PhageBench: A Benchmark for Evaluating Large Language Models' Ability to Understand Phage Genomes

PhageBench is the first benchmark specifically designed to evaluate Large Language Models (LLMs) on their ability to understand phage genomes. It contains 5600 high-quality samples, covers five core tasks, and reveals the potential and limitations of current models in biological sequence reasoning. This benchmark simulates the actual workflow of bioinformatics experts, providing an important platform for evaluating and improving LLMs' biological sequence understanding capabilities.

Phages are known as the 'dark matter' of the biosphere, with an estimated number exceeding 10^31. They play a key role in regulating microbial ecosystems and serving as alternatives to antibiotics. Accurately interpreting their genomes has significant scientific value and practical implications—especially today, with severe antibiotic resistance, phage therapy has become a hot topic in medical research. Traditional analysis relies on professional tools and domain knowledge, with cumbersome and time-consuming processes. After LLMs made breakthroughs in natural language processing, whether they can directly understand nucleotide sequences and perform complex biological reasoning remains an unsolved question.

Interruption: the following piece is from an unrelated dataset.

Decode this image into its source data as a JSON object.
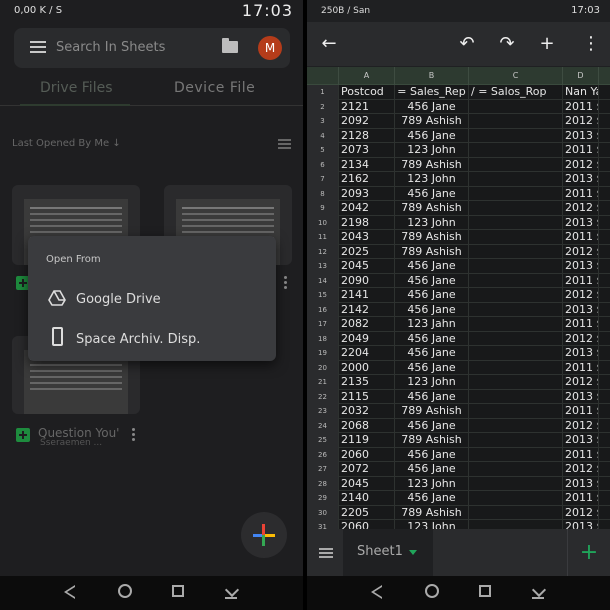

General-purpose LLMs perform well in biological text understanding, but research on their ability to directly interpret raw nucleotide sequences is insufficient. Existing bioinformatics benchmarks either focus on specific subtasks or fail to comprehensively evaluate models' performance in real-world workflows. To fill this gap, the research team launched PhageBench—the first comprehensive benchmark specifically for evaluating phage genome understanding. Its unique feature is simulating experts' actual workflows, covering the complete analysis chain from raw data screening to functional annotation.

PhageBench contains 5600 high-quality samples, covering three stages and five core tasks: Stage 1 Screening (preliminary identification and classification of phage sequences); Stage 2 Quality Control (sequence integrity check and contamination detection); Stage 3 Phenotypic Annotation (advanced tasks such as host prediction and functional gene identification). This phased design reflects real bioinformatics analysis workflows, ensuring a comprehensive and realistic evaluation of model capabilities.

The research team conducted a systematic evaluation of eight different LLMs. The results show that in tasks like phage sequence identification and host prediction, general reasoning models significantly outperform random baselines, demonstrating their potential in genome sequence understanding. However, when facing complex tasks involving long-range dependencies and fine-grained functional localization (e.g., identifying gene regulatory relationships or the functional impact of distal sequence elements), model performance is clearly limited (with accuracy dropping sharply), revealing the shortcomings of current LLMs in biological sequence reasoning and directions for improvement.

Models face fundamental challenges in handling long-range dependencies: some functional elements in phage genomes are separated by thousands of base pairs but have close regulatory relationships. Human experts can infer this based on domain knowledge, but LLMs struggle to capture such long-distance associations. Additionally, fine-grained functional localization is another difficulty: phage genes are closely arranged or even overlapping, and accurately identifying gene start/end positions and functional contexts requires high precision and biological prior knowledge, which current LLMs are unable to achieve.

The results from PhageBench emphasize the need to develop next-generation models with enhanced biological sequence reasoning capabilities. Key directions include: 1. Improving architectures to capture long-range dependencies (e.g., specialized attention mechanisms or hierarchical modeling); 2. Integrating more biological prior knowledge (codon preferences, gene structure features, etc.); 3. Developing pre-training strategies for biological sequences to learn general biological rules from massive genome data. These directions will promote the development of computational biology and help AI play a greater role in genome annotation, function prediction, and phage therapy design.

PhageBench provides an important benchmark platform for evaluating and improving LLMs' biological sequence understanding capabilities. It not only demonstrates the potential of current technologies but also reveals their limitations. With further research, future AI systems are expected to understand the 'code of life' like human experts, opening up new possibilities for biological science and medical research.